# 009B Sample Final 3, Problem 7

$\int _{1}^{\infty }{\frac {\sin ^{2}(x)}{x^{3}}}~dx$ Foundations:
Direct Comparison Test for Improper Integrals
Let  $f$ and  $g$ be continuous on  $[a,\infty )$ where  $0\leq f(x)\leq g(x)$ for all  $x$ in  $[a,\infty ).$ 1.  If  $\int _{a}^{\infty }g(x)~dx$ converges, then  $\int _{a}^{\infty }f(x)~dx$ converges.
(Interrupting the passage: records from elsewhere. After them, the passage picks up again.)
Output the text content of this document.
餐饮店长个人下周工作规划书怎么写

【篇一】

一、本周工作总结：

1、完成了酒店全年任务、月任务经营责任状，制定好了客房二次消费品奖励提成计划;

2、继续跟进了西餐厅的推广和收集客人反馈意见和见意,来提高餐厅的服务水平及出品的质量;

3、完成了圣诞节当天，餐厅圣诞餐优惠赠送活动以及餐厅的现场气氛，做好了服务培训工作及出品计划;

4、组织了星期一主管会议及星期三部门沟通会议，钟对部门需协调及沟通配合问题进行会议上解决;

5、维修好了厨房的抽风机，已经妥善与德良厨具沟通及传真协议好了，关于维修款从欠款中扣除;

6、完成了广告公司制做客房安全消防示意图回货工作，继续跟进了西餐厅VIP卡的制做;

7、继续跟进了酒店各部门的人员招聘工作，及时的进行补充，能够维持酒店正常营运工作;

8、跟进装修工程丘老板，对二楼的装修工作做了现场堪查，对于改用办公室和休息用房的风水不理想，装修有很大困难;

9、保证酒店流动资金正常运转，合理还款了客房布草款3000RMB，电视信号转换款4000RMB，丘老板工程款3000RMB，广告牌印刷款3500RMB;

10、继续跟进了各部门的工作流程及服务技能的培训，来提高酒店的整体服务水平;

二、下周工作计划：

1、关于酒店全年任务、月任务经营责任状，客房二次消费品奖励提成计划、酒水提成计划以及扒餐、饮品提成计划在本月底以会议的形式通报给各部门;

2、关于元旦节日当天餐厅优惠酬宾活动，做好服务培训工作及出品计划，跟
2.  If  $\int _{a}^{\infty }f(x)~dx$ diverges, then  $\int _{a}^{\infty }g(x)~dx$ diverges.

Solution:

Step 1:
We use the Direct Comparison Test for Improper Integrals.
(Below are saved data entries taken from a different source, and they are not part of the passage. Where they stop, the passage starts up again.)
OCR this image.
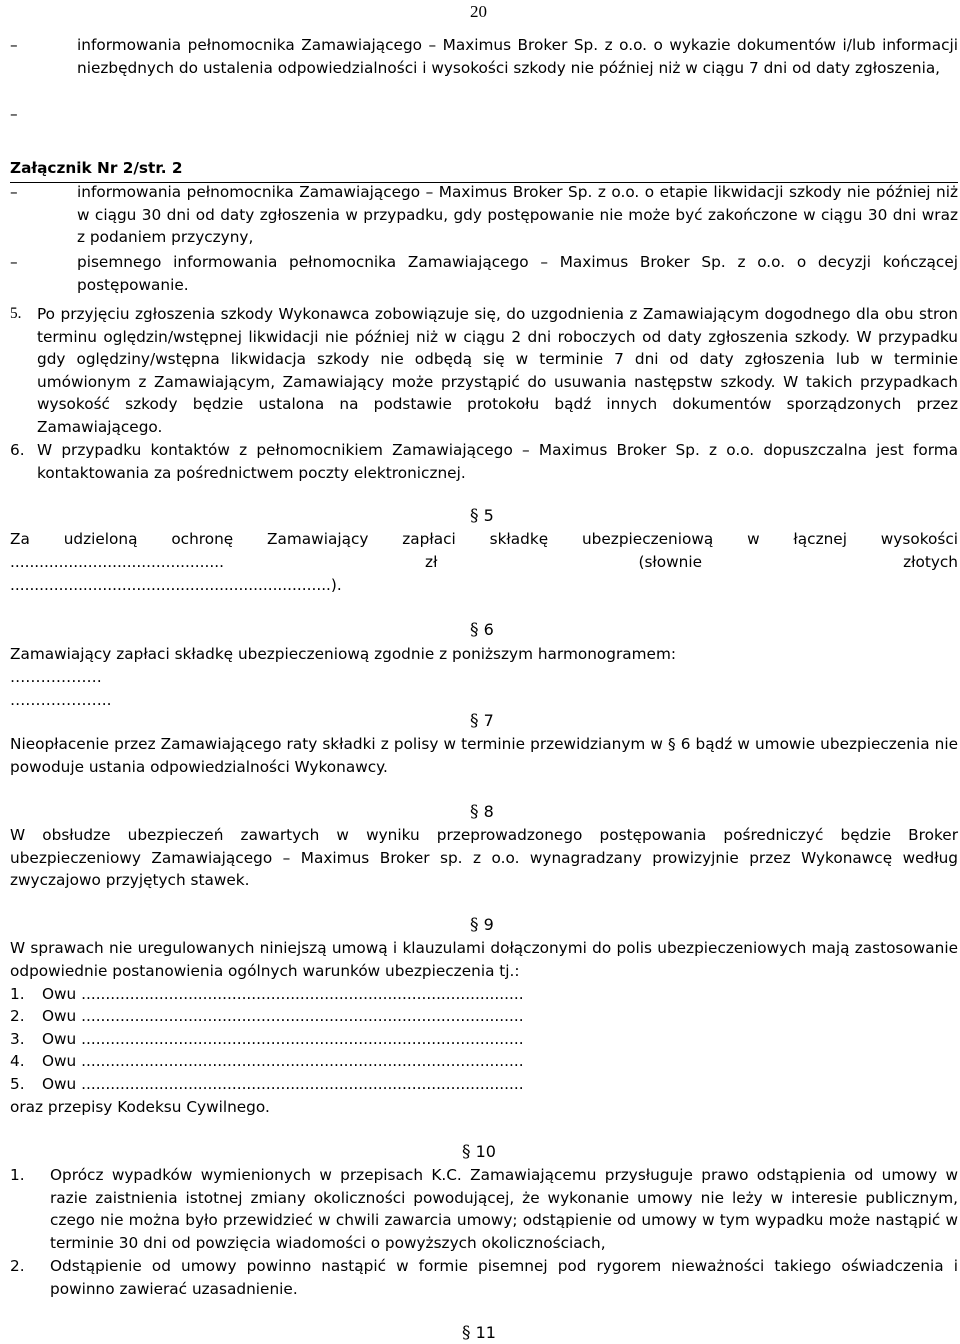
20
–	informowania pełnomocnika Zamawiającego – Maximus Broker Sp. z o.o. o wykazie dokumentów i/lub informacji niezbędnych do ustalenia odpowiedzialności i wysokości szkody nie później niż w ciągu 7 dni od daty zgłoszenia,
–
Załącznik Nr 2/str. 2
–	informowania pełnomocnika Zamawiającego – Maximus Broker Sp. z o.o. o etapie likwidacji szkody nie później niż w ciągu 30 dni od daty zgłoszenia w przypadku, gdy postępowanie nie może być zakończone w ciągu 30 dni wraz z podaniem przyczyny,
–	pisemnego informowania pełnomocnika Zamawiającego – Maximus Broker Sp. z o.o. o decyzji kończącej postępowanie.
5. Po przyjęciu zgłoszenia szkody Wykonawca zobowiązuje się, do uzgodnienia z Zamawiającym dogodnego dla obu stron terminu oględzin/wstępnej likwidacji nie później niż w ciągu 2 dni roboczych od daty zgłoszenia szkody. W przypadku gdy oględziny/wstępna likwidacja szkody nie odbędą się w terminie 7 dni od daty zgłoszenia lub w terminie umówionym z Zamawiającym, Zamawiający może przystąpić do usuwania następstw szkody. W takich przypadkach wysokość szkody będzie ustalona na podstawie protokołu bądź innych dokumentów sporządzonych przez Zamawiającego.
6. W przypadku kontaktów z pełnomocnikiem Zamawiającego – Maximus Broker Sp. z o.o. dopuszczalna jest forma kontaktowania za pośrednictwem poczty elektronicznej.
§ 5
Za udzieloną ochronę Zamawiający zapłaci składkę ubezpieczeniową w łącznej wysokości
............................................ zł (słownie złotych
..................................................................).
§ 6
Zamawiający zapłaci składkę ubezpieczeniową zgodnie z poniższym harmonogramem:
………………
………………..
§ 7
Nieopłacenie przez Zamawiającego raty składki z polisy w terminie przewidzianym w § 6 bądź w umowie ubezpieczenia nie powoduje ustania odpowiedzialności Wykonawcy.
§ 8
W obsłudze ubezpieczeń zawartych w wyniku przeprowadzonego postępowania pośredniczyć będzie Broker ubezpieczeniowy Zamawiającego – Maximus Broker sp. z o.o. wynagradzany prowizyjnie przez Wykonawcę według zwyczajowo przyjętych stawek.
§ 9
W sprawach nie uregulowanych niniejszą umową i klauzulami dołączonymi do polis ubezpieczeniowych mają zastosowanie odpowiednie postanowienia ogólnych warunków ubezpieczenia tj.:
1. Owu ...........................................................................................
2. Owu ...........................................................................................
3. Owu ...........................................................................................
4. Owu ...........................................................................................
5. Owu ...........................................................................................
oraz przepisy Kodeksu Cywilnego.
§ 10
1. Oprócz wypadków wymienionych w przepisach K.C. Zamawiającemu przysługuje prawo odstąpienia od umowy w razie zaistnienia istotnej zmiany okoliczności powodującej, że wykonanie umowy nie leży w interesie publicznym, czego nie można było przewidzieć w chwili zawarcia umowy; odstąpienie od umowy w tym wypadku może nastąpić w terminie 30 dni od powzięcia wiadomości o powyższych okolicznościach,
2. Odstąpienie od umowy powinno nastąpić w formie pisemnej pod rygorem nieważności takiego oświadczenia i powinno zawierać uzasadnienie.
§ 11
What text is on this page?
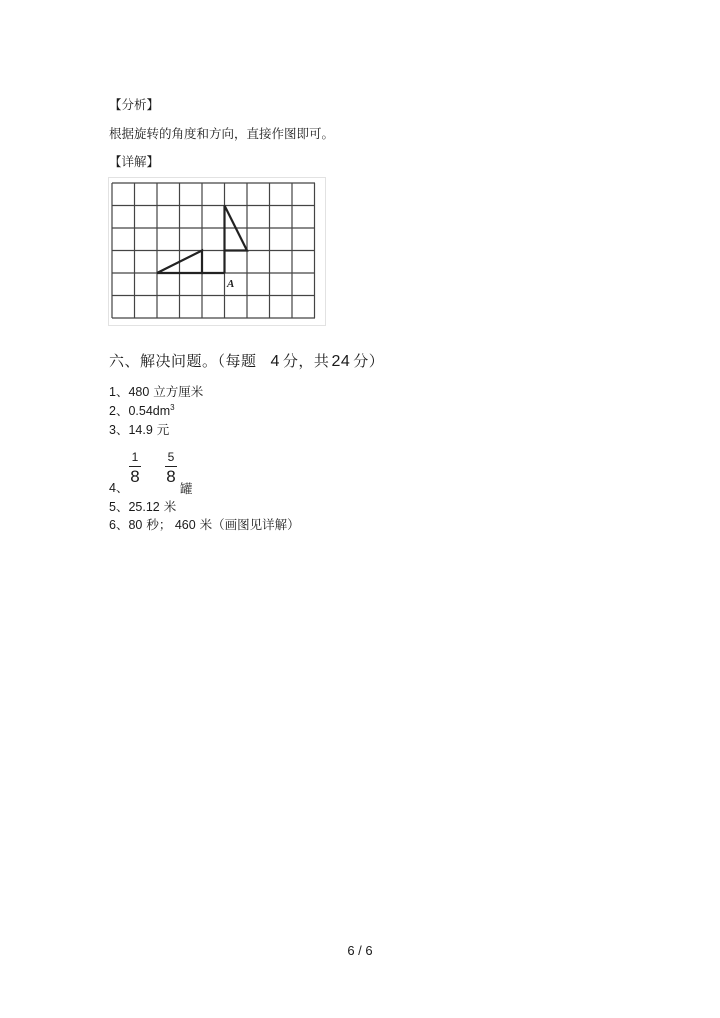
【分析】
根据旋转的角度和方向，直接作图即可。
【详解】
A
六、解决问题。（每题 4 分，共 24 分）
1、480 立方厘米
2、$0.54dm^3$
3、14.9 元
4、
1
8
5
8
罐
5、25.12 米
6、80 秒； 460 米（画图见详解）
6 / 6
For all  $x$ in  $[1,\infty ),$ $0\leq {\frac {\sin ^{2}(x)}{x^{3}}}\leq {\frac {1}{x^{3}}}.$ Also,
${\frac {\sin ^{2}(x)}{x^{3}}}$ and  ${\frac {1}{x^{3}}}$ are continuous on  $[1,\infty ).$ Step 2:
Now, we have
${\begin{array}{rcl}\displaystyle {\int _{1}^{\infty }{\frac {1}{x^{3}}}~dx}&=&\displaystyle {\lim _{a\rightarrow \infty }\int _{1}^{a}{\frac {1}{x^{3}}}~dx}\\&&\\&=&\displaystyle {\lim _{a\rightarrow \infty }{\frac {1}{-2x^{2}}}{\bigg |}_{1}^{a}}\\&&\\&=&\displaystyle {\lim _{a\rightarrow \infty }{\frac {1}{-2a^{2}}}+{\frac {1}{2}}}\\&&\\&=&\displaystyle {{\frac {1}{2}}.}\end{array}}$ Since  $\int _{1}^{\infty }{\frac {1}{x^{3}}}~dx$ converges,
$\int _{1}^{\infty }{\frac {\sin ^{2}(x)}{x^{3}}}~dx$ converges by the Direct Comparison Test for Improper Integrals.